Scientists Say Masks Should Be Worn Outside When It’s Windy, To Curb Spread Of Covid

face masks

Face masks should be worn outside when it is windy to curb the spread of Covid according to scientists from India. 

Experts from the Indian Institute of Technology Bomba claim that even a slight breeze can increase the chance of infected people spreading covid.

The Mail Online reports: Results showed there was an ‘increased infection risk’ even if there was just a small gust of five miles per hour.

Lead author Professor Amit Agrawal said: ‘We recommend wearing masks outdoors, particularly in breezy conditions.’

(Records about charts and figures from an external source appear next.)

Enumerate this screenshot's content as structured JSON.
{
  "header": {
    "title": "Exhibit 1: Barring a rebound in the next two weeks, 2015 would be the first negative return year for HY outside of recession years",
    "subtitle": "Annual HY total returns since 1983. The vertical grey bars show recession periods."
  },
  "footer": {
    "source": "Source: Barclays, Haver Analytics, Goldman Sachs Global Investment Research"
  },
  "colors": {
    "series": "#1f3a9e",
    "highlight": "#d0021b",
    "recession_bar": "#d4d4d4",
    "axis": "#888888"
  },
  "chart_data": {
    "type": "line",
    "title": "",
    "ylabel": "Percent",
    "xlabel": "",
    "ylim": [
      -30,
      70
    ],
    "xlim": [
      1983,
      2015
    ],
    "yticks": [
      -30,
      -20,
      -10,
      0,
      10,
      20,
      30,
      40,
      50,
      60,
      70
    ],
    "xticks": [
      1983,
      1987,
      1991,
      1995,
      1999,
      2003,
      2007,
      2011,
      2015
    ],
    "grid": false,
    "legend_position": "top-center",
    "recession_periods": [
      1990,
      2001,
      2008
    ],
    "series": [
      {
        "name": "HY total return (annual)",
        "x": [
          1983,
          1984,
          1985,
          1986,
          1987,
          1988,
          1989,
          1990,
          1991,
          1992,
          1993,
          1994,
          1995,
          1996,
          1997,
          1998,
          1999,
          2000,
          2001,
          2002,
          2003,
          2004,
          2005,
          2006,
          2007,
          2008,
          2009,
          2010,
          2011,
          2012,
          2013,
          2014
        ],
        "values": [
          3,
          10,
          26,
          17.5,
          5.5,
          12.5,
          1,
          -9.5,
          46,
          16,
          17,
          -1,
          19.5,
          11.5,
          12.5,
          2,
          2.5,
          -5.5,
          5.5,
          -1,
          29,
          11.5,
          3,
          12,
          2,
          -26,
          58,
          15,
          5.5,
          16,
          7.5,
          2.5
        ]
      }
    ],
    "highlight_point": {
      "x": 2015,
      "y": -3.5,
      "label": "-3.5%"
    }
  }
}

Face masks have been enforced around the world as one of many curbs to limit the spread of the virus, especially in crowded indoor spaces.

But throughout the pandemic there has been fierce scientific debate about how well the guards work at reducing transmission.

Ministers dropped the legal requirement to wear coverings in England in July, when No10 pushed ahead with ‘Freedom Day’.

But people are encouraged to wear them in crowded places and some businesses — such as Transport for London — still require them.     

The new study examined how Covid is transmitted in the air when someone coughs, using an equation designed to measure turbulence.

Earlier studies modelled a cough using puffs of air but the researchers argued a real cough is more complicated and can swirl ‘like mini whirlpools’.

They examined how a cough spreads in still conditions — comparable to indoors — and in various wind speeds.

The study, published in Physics of Fluids, showed when an infected person coughs outdoors, wind flowing in the same direction can spread the virus faster and further than in calm conditions.

Even a small breeze of five miles per hour (mph) in the same direction someone is coughing increases how far the virus spreads by 20 per cent.

This means social distancing would need to be increased from 1 to 2 metres to up 2.2 metres to be effective, the team found. 

‘At 9-11 mph (14-18 kph), spreading of the virus increases in distance and duration,’ the researchers said.

The experts believe wind projects bigger droplets for longer, increasing how long it takes to dilute the viral load in the air.

As the cough jet is spurred on by the wind, infected aerosol droplets — which seems to be the dominant mode of Covid transmission — become ‘trapped’ in the breeze instead of falling quickly to the ground.  

Professor Agrawal said: ‘The study is significant in that it points to the increased infection risk that coughing in the same direction as the wind could bring about.

‘The increase in residential time of some of the larger droplets will increase the viral load transmitting through the cough jet and, therefore, the chances of infection.

‘Overall, the study highlights increased chances of infection in the presence of even a light breeze.’